[Met Performance] CID:86640
Aida {290} Matinee ed. Metropolitan Opera House: 03/3/1924.

(Review)


Metropolitan Opera House
March 3, 1924 Matinee


AIDA {290}
Giuseppe Verdi--Antonio Ghislanzoni

Aida....................Elisabeth Rethberg
Radamès.................Giovanni Martinelli
Amneris.................Jeanne Gordon
Amonasro................Michael Bohnen
Ramfis..................José Mardones
King....................Louis D'Angelo
Messenger...............Pietro Audisio
Priestess...............Phradie Wells
Dance...................Florence Rudolph

Conductor...............Roberto Moranzoni

Review of Henry T. Finck in the Post

AFTERNOON 'AIDA' DRAWS BIG CROWD

The habit of giving extra afternoon performances at reduced rates has been growing on the Metropolitan Opera Company. The reason is not far to seek. There are hundreds of thousands of opera lovers in this town who shy at $7.70 a seat but who are just dying to hear some of the favorite operas and singers for a more reasonable rate.

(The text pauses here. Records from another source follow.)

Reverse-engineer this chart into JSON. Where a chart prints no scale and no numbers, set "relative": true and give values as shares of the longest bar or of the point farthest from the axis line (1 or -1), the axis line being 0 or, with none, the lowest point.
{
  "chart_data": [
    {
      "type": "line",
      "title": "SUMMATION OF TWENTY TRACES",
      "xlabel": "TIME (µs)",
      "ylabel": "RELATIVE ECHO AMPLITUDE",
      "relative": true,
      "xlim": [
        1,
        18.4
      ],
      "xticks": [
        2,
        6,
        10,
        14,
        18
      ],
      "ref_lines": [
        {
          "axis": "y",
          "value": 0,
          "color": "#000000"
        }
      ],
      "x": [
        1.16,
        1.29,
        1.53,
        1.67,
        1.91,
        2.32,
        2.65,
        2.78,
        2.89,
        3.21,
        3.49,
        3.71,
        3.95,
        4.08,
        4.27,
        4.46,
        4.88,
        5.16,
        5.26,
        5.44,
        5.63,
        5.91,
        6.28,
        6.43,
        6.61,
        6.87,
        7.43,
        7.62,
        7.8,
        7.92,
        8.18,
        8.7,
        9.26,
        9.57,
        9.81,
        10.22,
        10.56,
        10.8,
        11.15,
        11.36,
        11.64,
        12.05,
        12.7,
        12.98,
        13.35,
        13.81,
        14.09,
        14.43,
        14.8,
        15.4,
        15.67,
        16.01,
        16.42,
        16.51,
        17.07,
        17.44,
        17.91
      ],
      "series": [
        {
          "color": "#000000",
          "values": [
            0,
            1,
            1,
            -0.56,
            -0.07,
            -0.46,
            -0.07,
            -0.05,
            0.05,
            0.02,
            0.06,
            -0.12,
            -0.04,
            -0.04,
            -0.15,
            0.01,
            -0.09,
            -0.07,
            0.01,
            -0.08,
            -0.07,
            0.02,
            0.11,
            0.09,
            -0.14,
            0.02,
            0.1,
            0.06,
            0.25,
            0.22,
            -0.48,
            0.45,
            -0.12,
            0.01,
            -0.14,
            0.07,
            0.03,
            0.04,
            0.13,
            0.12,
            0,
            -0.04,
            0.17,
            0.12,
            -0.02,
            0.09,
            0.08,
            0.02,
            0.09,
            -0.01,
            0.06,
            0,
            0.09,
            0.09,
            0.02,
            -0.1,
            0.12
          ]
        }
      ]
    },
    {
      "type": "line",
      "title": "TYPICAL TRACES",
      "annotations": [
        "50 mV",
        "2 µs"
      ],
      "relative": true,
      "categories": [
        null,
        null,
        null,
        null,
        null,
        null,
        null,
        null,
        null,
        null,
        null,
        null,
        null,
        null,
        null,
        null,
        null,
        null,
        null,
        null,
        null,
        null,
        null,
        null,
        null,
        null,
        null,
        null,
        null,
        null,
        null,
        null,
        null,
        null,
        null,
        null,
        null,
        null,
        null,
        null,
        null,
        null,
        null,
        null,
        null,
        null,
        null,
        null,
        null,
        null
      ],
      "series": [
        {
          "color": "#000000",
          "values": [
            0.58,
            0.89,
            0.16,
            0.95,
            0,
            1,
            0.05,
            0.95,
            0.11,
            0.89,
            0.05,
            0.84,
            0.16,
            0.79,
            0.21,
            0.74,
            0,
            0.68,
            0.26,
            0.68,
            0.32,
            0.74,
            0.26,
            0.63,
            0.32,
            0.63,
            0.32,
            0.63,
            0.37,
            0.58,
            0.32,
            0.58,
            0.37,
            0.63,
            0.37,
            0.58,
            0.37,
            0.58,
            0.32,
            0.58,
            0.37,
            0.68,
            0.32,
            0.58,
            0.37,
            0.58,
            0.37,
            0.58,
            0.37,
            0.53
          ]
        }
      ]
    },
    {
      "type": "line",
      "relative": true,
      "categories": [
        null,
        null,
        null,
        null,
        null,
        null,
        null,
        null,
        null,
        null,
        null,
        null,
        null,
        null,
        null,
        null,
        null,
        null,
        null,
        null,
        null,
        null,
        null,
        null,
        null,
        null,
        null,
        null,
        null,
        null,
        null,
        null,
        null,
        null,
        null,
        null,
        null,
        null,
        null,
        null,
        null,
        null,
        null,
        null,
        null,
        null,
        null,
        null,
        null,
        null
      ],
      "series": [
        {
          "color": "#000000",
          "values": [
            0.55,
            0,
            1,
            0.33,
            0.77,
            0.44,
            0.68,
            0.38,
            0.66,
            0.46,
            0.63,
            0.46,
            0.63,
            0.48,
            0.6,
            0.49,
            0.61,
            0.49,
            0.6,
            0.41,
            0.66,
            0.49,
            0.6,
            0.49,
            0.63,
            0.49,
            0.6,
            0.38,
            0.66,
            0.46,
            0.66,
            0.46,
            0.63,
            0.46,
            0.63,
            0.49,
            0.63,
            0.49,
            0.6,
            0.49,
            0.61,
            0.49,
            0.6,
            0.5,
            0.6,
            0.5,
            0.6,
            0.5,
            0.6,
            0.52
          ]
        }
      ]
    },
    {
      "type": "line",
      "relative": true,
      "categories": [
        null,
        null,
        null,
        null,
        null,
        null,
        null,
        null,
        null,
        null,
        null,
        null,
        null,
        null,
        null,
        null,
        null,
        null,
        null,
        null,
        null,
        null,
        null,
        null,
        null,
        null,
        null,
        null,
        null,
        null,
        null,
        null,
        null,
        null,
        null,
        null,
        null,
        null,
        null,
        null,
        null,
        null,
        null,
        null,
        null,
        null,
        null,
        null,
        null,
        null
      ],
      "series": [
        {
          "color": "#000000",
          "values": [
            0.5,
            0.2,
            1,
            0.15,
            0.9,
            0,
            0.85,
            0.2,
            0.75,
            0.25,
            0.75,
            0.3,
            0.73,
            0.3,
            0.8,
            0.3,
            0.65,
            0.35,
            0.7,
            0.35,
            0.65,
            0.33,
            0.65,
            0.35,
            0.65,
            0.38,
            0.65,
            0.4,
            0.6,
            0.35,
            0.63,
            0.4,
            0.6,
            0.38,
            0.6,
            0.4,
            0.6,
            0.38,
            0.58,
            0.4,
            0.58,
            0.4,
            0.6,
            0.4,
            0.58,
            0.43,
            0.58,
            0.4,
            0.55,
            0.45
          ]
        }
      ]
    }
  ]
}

Hence such a spectacle as was presented yesterday afternoon, when every seat in the huge house had been sold and the standees were so packed that the ushers could hardly keep the doors closed.

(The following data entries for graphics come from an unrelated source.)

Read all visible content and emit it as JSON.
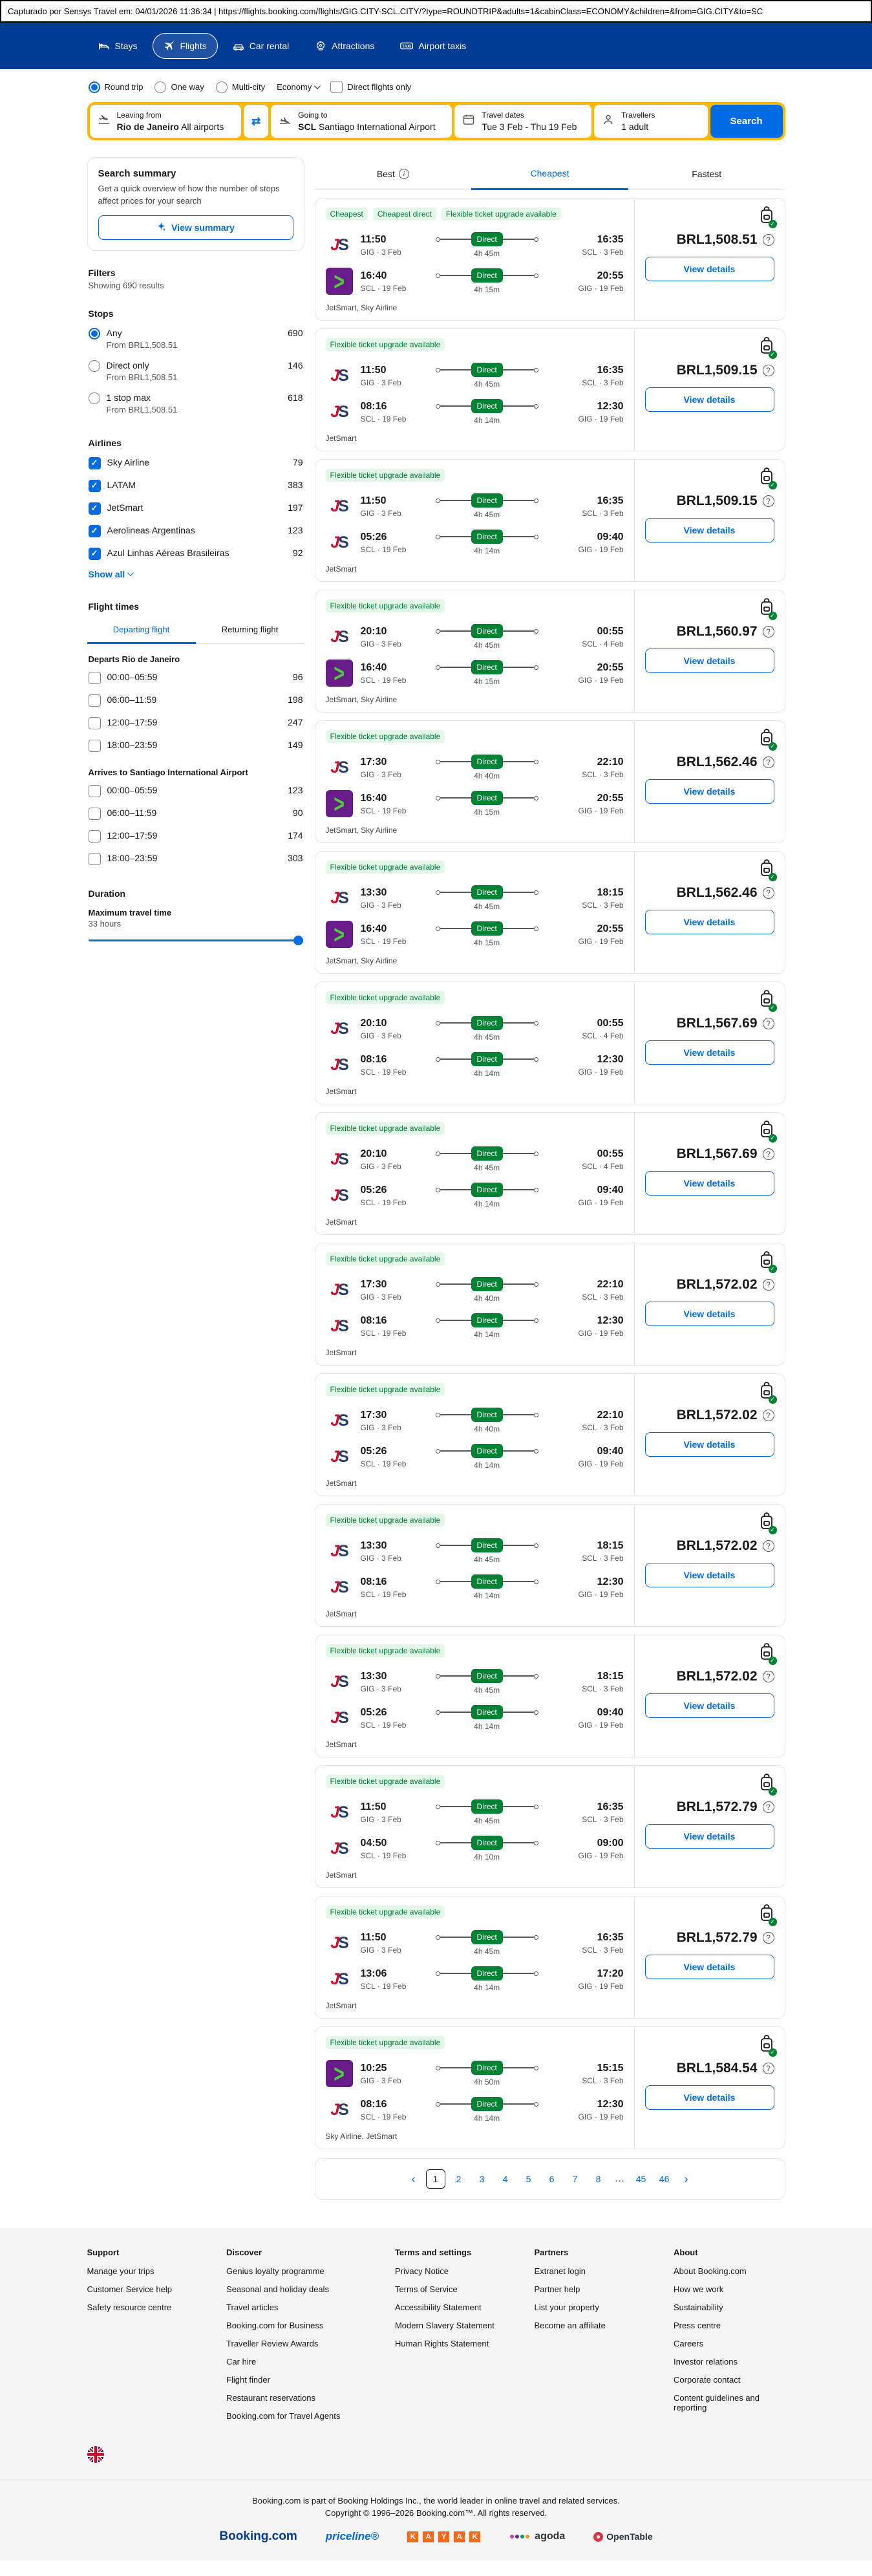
{
  "capture_bar": {
    "text": "Capturado por Sensys Travel em: 04/01/2026 11:36:34  |  https://flights.booking.com/flights/GIG.CITY-SCL.CITY/?type=ROUNDTRIP&adults=1&cabinClass=ECONOMY&children=&from=GIG.CITY&to=SC"
  },
  "header": {
    "nav": [
      {
        "label": "Stays",
        "icon": "bed-icon",
        "active": false
      },
      {
        "label": "Flights",
        "icon": "plane-icon",
        "active": true
      },
      {
        "label": "Car rental",
        "icon": "car-icon",
        "active": false
      },
      {
        "label": "Attractions",
        "icon": "attractions-icon",
        "active": false
      },
      {
        "label": "Airport taxis",
        "icon": "taxi-icon",
        "active": false
      }
    ]
  },
  "search_form": {
    "trip_types": [
      {
        "label": "Round trip",
        "selected": true
      },
      {
        "label": "One way",
        "selected": false
      },
      {
        "label": "Multi-city",
        "selected": false
      }
    ],
    "cabin_class": "Economy",
    "direct_only_label": "Direct flights only",
    "leaving_from": {
      "label": "Leaving from",
      "primary": "Rio de Janeiro",
      "secondary": "All airports"
    },
    "going_to": {
      "label": "Going to",
      "primary": "SCL",
      "secondary": "Santiago International Airport"
    },
    "travel_dates": {
      "label": "Travel dates",
      "value": "Tue 3 Feb - Thu 19 Feb"
    },
    "travellers": {
      "label": "Travellers",
      "value": "1 adult"
    },
    "search_label": "Search"
  },
  "sidebar": {
    "summary_card": {
      "title": "Search summary",
      "description": "Get a quick overview of how the number of stops affect prices for your search",
      "button": "View summary"
    },
    "filters": {
      "title": "Filters",
      "results": "Showing 690 results"
    },
    "stops": {
      "title": "Stops",
      "options": [
        {
          "label": "Any",
          "from": "From BRL1,508.51",
          "count": "690",
          "selected": true
        },
        {
          "label": "Direct only",
          "from": "From BRL1,508.51",
          "count": "146",
          "selected": false
        },
        {
          "label": "1 stop max",
          "from": "From BRL1,508.51",
          "count": "618",
          "selected": false
        }
      ]
    },
    "airlines": {
      "title": "Airlines",
      "show_all": "Show all",
      "options": [
        {
          "label": "Sky Airline",
          "count": "79",
          "checked": true
        },
        {
          "label": "LATAM",
          "count": "383",
          "checked": true
        },
        {
          "label": "JetSmart",
          "count": "197",
          "checked": true
        },
        {
          "label": "Aerolineas Argentinas",
          "count": "123",
          "checked": true
        },
        {
          "label": "Azul Linhas Aéreas Brasileiras",
          "count": "92",
          "checked": true
        }
      ]
    },
    "flight_times": {
      "title": "Flight times",
      "tabs": [
        {
          "label": "Departing flight",
          "active": true
        },
        {
          "label": "Returning flight",
          "active": false
        }
      ],
      "departs": {
        "title": "Departs Rio de Janeiro",
        "options": [
          {
            "label": "00:00–05:59",
            "count": "96"
          },
          {
            "label": "06:00–11:59",
            "count": "198"
          },
          {
            "label": "12:00–17:59",
            "count": "247"
          },
          {
            "label": "18:00–23:59",
            "count": "149"
          }
        ]
      },
      "arrives": {
        "title": "Arrives to Santiago International Airport",
        "options": [
          {
            "label": "00:00–05:59",
            "count": "123"
          },
          {
            "label": "06:00–11:59",
            "count": "90"
          },
          {
            "label": "12:00–17:59",
            "count": "174"
          },
          {
            "label": "18:00–23:59",
            "count": "303"
          }
        ]
      }
    },
    "duration": {
      "title": "Duration",
      "subtitle": "Maximum travel time",
      "value": "33 hours"
    }
  },
  "results": {
    "sort_tabs": [
      {
        "label": "Best",
        "info_icon": true,
        "active": false
      },
      {
        "label": "Cheapest",
        "info_icon": false,
        "active": true
      },
      {
        "label": "Fastest",
        "info_icon": false,
        "active": false
      }
    ],
    "view_details_label": "View details",
    "flights": [
      {
        "badges": [
          "Cheapest",
          "Cheapest direct",
          "Flexible ticket upgrade available"
        ],
        "legs": [
          {
            "airline": "jetsmart",
            "dep_time": "11:50",
            "dep_info": "GIG · 3 Feb",
            "stop": "Direct",
            "duration": "4h 45m",
            "arr_time": "16:35",
            "arr_info": "SCL · 3 Feb"
          },
          {
            "airline": "sky",
            "dep_time": "16:40",
            "dep_info": "SCL · 19 Feb",
            "stop": "Direct",
            "duration": "4h 15m",
            "arr_time": "20:55",
            "arr_info": "GIG · 19 Feb"
          }
        ],
        "airlines_note": "JetSmart, Sky Airline",
        "price": "BRL1,508.51"
      },
      {
        "badges": [
          "Flexible ticket upgrade available"
        ],
        "legs": [
          {
            "airline": "jetsmart",
            "dep_time": "11:50",
            "dep_info": "GIG · 3 Feb",
            "stop": "Direct",
            "duration": "4h 45m",
            "arr_time": "16:35",
            "arr_info": "SCL · 3 Feb"
          },
          {
            "airline": "jetsmart",
            "dep_time": "08:16",
            "dep_info": "SCL · 19 Feb",
            "stop": "Direct",
            "duration": "4h 14m",
            "arr_time": "12:30",
            "arr_info": "GIG · 19 Feb"
          }
        ],
        "airlines_note": "JetSmart",
        "price": "BRL1,509.15"
      },
      {
        "badges": [
          "Flexible ticket upgrade available"
        ],
        "legs": [
          {
            "airline": "jetsmart",
            "dep_time": "11:50",
            "dep_info": "GIG · 3 Feb",
            "stop": "Direct",
            "duration": "4h 45m",
            "arr_time": "16:35",
            "arr_info": "SCL · 3 Feb"
          },
          {
            "airline": "jetsmart",
            "dep_time": "05:26",
            "dep_info": "SCL · 19 Feb",
            "stop": "Direct",
            "duration": "4h 14m",
            "arr_time": "09:40",
            "arr_info": "GIG · 19 Feb"
          }
        ],
        "airlines_note": "JetSmart",
        "price": "BRL1,509.15"
      },
      {
        "badges": [
          "Flexible ticket upgrade available"
        ],
        "legs": [
          {
            "airline": "jetsmart",
            "dep_time": "20:10",
            "dep_info": "GIG · 3 Feb",
            "stop": "Direct",
            "duration": "4h 45m",
            "arr_time": "00:55",
            "arr_info": "SCL · 4 Feb"
          },
          {
            "airline": "sky",
            "dep_time": "16:40",
            "dep_info": "SCL · 19 Feb",
            "stop": "Direct",
            "duration": "4h 15m",
            "arr_time": "20:55",
            "arr_info": "GIG · 19 Feb"
          }
        ],
        "airlines_note": "JetSmart, Sky Airline",
        "price": "BRL1,560.97"
      },
      {
        "badges": [
          "Flexible ticket upgrade available"
        ],
        "legs": [
          {
            "airline": "jetsmart",
            "dep_time": "17:30",
            "dep_info": "GIG · 3 Feb",
            "stop": "Direct",
            "duration": "4h 40m",
            "arr_time": "22:10",
            "arr_info": "SCL · 3 Feb"
          },
          {
            "airline": "sky",
            "dep_time": "16:40",
            "dep_info": "SCL · 19 Feb",
            "stop": "Direct",
            "duration": "4h 15m",
            "arr_time": "20:55",
            "arr_info": "GIG · 19 Feb"
          }
        ],
        "airlines_note": "JetSmart, Sky Airline",
        "price": "BRL1,562.46"
      },
      {
        "badges": [
          "Flexible ticket upgrade available"
        ],
        "legs": [
          {
            "airline": "jetsmart",
            "dep_time": "13:30",
            "dep_info": "GIG · 3 Feb",
            "stop": "Direct",
            "duration": "4h 45m",
            "arr_time": "18:15",
            "arr_info": "SCL · 3 Feb"
          },
          {
            "airline": "sky",
            "dep_time": "16:40",
            "dep_info": "SCL · 19 Feb",
            "stop": "Direct",
            "duration": "4h 15m",
            "arr_time": "20:55",
            "arr_info": "GIG · 19 Feb"
          }
        ],
        "airlines_note": "JetSmart, Sky Airline",
        "price": "BRL1,562.46"
      },
      {
        "badges": [
          "Flexible ticket upgrade available"
        ],
        "legs": [
          {
            "airline": "jetsmart",
            "dep_time": "20:10",
            "dep_info": "GIG · 3 Feb",
            "stop": "Direct",
            "duration": "4h 45m",
            "arr_time": "00:55",
            "arr_info": "SCL · 4 Feb"
          },
          {
            "airline": "jetsmart",
            "dep_time": "08:16",
            "dep_info": "SCL · 19 Feb",
            "stop": "Direct",
            "duration": "4h 14m",
            "arr_time": "12:30",
            "arr_info": "GIG · 19 Feb"
          }
        ],
        "airlines_note": "JetSmart",
        "price": "BRL1,567.69"
      },
      {
        "badges": [
          "Flexible ticket upgrade available"
        ],
        "legs": [
          {
            "airline": "jetsmart",
            "dep_time": "20:10",
            "dep_info": "GIG · 3 Feb",
            "stop": "Direct",
            "duration": "4h 45m",
            "arr_time": "00:55",
            "arr_info": "SCL · 4 Feb"
          },
          {
            "airline": "jetsmart",
            "dep_time": "05:26",
            "dep_info": "SCL · 19 Feb",
            "stop": "Direct",
            "duration": "4h 14m",
            "arr_time": "09:40",
            "arr_info": "GIG · 19 Feb"
          }
        ],
        "airlines_note": "JetSmart",
        "price": "BRL1,567.69"
      },
      {
        "badges": [
          "Flexible ticket upgrade available"
        ],
        "legs": [
          {
            "airline": "jetsmart",
            "dep_time": "17:30",
            "dep_info": "GIG · 3 Feb",
            "stop": "Direct",
            "duration": "4h 40m",
            "arr_time": "22:10",
            "arr_info": "SCL · 3 Feb"
          },
          {
            "airline": "jetsmart",
            "dep_time": "08:16",
            "dep_info": "SCL · 19 Feb",
            "stop": "Direct",
            "duration": "4h 14m",
            "arr_time": "12:30",
            "arr_info": "GIG · 19 Feb"
          }
        ],
        "airlines_note": "JetSmart",
        "price": "BRL1,572.02"
      },
      {
        "badges": [
          "Flexible ticket upgrade available"
        ],
        "legs": [
          {
            "airline": "jetsmart",
            "dep_time": "17:30",
            "dep_info": "GIG · 3 Feb",
            "stop": "Direct",
            "duration": "4h 40m",
            "arr_time": "22:10",
            "arr_info": "SCL · 3 Feb"
          },
          {
            "airline": "jetsmart",
            "dep_time": "05:26",
            "dep_info": "SCL · 19 Feb",
            "stop": "Direct",
            "duration": "4h 14m",
            "arr_time": "09:40",
            "arr_info": "GIG · 19 Feb"
          }
        ],
        "airlines_note": "JetSmart",
        "price": "BRL1,572.02"
      },
      {
        "badges": [
          "Flexible ticket upgrade available"
        ],
        "legs": [
          {
            "airline": "jetsmart",
            "dep_time": "13:30",
            "dep_info": "GIG · 3 Feb",
            "stop": "Direct",
            "duration": "4h 45m",
            "arr_time": "18:15",
            "arr_info": "SCL · 3 Feb"
          },
          {
            "airline": "jetsmart",
            "dep_time": "08:16",
            "dep_info": "SCL · 19 Feb",
            "stop": "Direct",
            "duration": "4h 14m",
            "arr_time": "12:30",
            "arr_info": "GIG · 19 Feb"
          }
        ],
        "airlines_note": "JetSmart",
        "price": "BRL1,572.02"
      },
      {
        "badges": [
          "Flexible ticket upgrade available"
        ],
        "legs": [
          {
            "airline": "jetsmart",
            "dep_time": "13:30",
            "dep_info": "GIG · 3 Feb",
            "stop": "Direct",
            "duration": "4h 45m",
            "arr_time": "18:15",
            "arr_info": "SCL · 3 Feb"
          },
          {
            "airline": "jetsmart",
            "dep_time": "05:26",
            "dep_info": "SCL · 19 Feb",
            "stop": "Direct",
            "duration": "4h 14m",
            "arr_time": "09:40",
            "arr_info": "GIG · 19 Feb"
          }
        ],
        "airlines_note": "JetSmart",
        "price": "BRL1,572.02"
      },
      {
        "badges": [
          "Flexible ticket upgrade available"
        ],
        "legs": [
          {
            "airline": "jetsmart",
            "dep_time": "11:50",
            "dep_info": "GIG · 3 Feb",
            "stop": "Direct",
            "duration": "4h 45m",
            "arr_time": "16:35",
            "arr_info": "SCL · 3 Feb"
          },
          {
            "airline": "jetsmart",
            "dep_time": "04:50",
            "dep_info": "SCL · 19 Feb",
            "stop": "Direct",
            "duration": "4h 10m",
            "arr_time": "09:00",
            "arr_info": "GIG · 19 Feb"
          }
        ],
        "airlines_note": "JetSmart",
        "price": "BRL1,572.79"
      },
      {
        "badges": [
          "Flexible ticket upgrade available"
        ],
        "legs": [
          {
            "airline": "jetsmart",
            "dep_time": "11:50",
            "dep_info": "GIG · 3 Feb",
            "stop": "Direct",
            "duration": "4h 45m",
            "arr_time": "16:35",
            "arr_info": "SCL · 3 Feb"
          },
          {
            "airline": "jetsmart",
            "dep_time": "13:06",
            "dep_info": "SCL · 19 Feb",
            "stop": "Direct",
            "duration": "4h 14m",
            "arr_time": "17:20",
            "arr_info": "GIG · 19 Feb"
          }
        ],
        "airlines_note": "JetSmart",
        "price": "BRL1,572.79"
      },
      {
        "badges": [
          "Flexible ticket upgrade available"
        ],
        "legs": [
          {
            "airline": "sky",
            "dep_time": "10:25",
            "dep_info": "GIG · 3 Feb",
            "stop": "Direct",
            "duration": "4h 50m",
            "arr_time": "15:15",
            "arr_info": "SCL · 3 Feb"
          },
          {
            "airline": "jetsmart",
            "dep_time": "08:16",
            "dep_info": "SCL · 19 Feb",
            "stop": "Direct",
            "duration": "4h 14m",
            "arr_time": "12:30",
            "arr_info": "GIG · 19 Feb"
          }
        ],
        "airlines_note": "Sky Airline, JetSmart",
        "price": "BRL1,584.54"
      }
    ],
    "pagination": {
      "pages": [
        "1",
        "2",
        "3",
        "4",
        "5",
        "6",
        "7",
        "8",
        "...",
        "45",
        "46"
      ],
      "current": "1"
    }
  },
  "footer": {
    "columns": [
      {
        "title": "Support",
        "links": [
          "Manage your trips",
          "Customer Service help",
          "Safety resource centre"
        ]
      },
      {
        "title": "Discover",
        "links": [
          "Genius loyalty programme",
          "Seasonal and holiday deals",
          "Travel articles",
          "Booking.com for Business",
          "Traveller Review Awards",
          "Car hire",
          "Flight finder",
          "Restaurant reservations",
          "Booking.com for Travel Agents"
        ]
      },
      {
        "title": "Terms and settings",
        "links": [
          "Privacy Notice",
          "Terms of Service",
          "Accessibility Statement",
          "Modern Slavery Statement",
          "Human Rights Statement"
        ]
      },
      {
        "title": "Partners",
        "links": [
          "Extranet login",
          "Partner help",
          "List your property",
          "Become an affiliate"
        ]
      },
      {
        "title": "About",
        "links": [
          "About Booking.com",
          "How we work",
          "Sustainability",
          "Press centre",
          "Careers",
          "Investor relations",
          "Corporate contact",
          "Content guidelines and reporting"
        ]
      }
    ],
    "legal_line1": "Booking.com is part of Booking Holdings Inc., the world leader in online travel and related services.",
    "legal_line2": "Copyright © 1996–2026 Booking.com™. All rights reserved.",
    "brands": [
      "Booking.com",
      "priceline",
      "KAYAK",
      "agoda",
      "OpenTable"
    ]
  }
}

Manager Gatti-Casazza had been particularly generous. Not only did he offer the most melodious and stirring of all Italian operas, Joseph Verdi's "Aida," but he gave it a surprisingly good cast: Elizabeth Rethberg as the slave Aida: Jeanne Gordon as Amneris, the Princess who is so unhappy because the great warrior prefers the slave's love to hers; Jose Mardones as Ramfis, Michael Bohnen as Amonasro, and, to crown the edifice. Giovanni Martinelli, whose ringing, luscious tones made one think that after all he is destined to become Caruso II. (Don't let Ben Gigli read this.)

All of these singers were in their best voice, the result being a series of solos and ensembles that will long be remembered by those who were so lucky as to hear them. I was particularly impressed by Mme. Rethberg's singing. When she first sang in this opera I wondered why Gatti had engaged her. Now I don't. She is a great artist. I would have liked to hear the whole of this performance-"Aida" is one of the operas I never get tired of - but there were other things to attend to.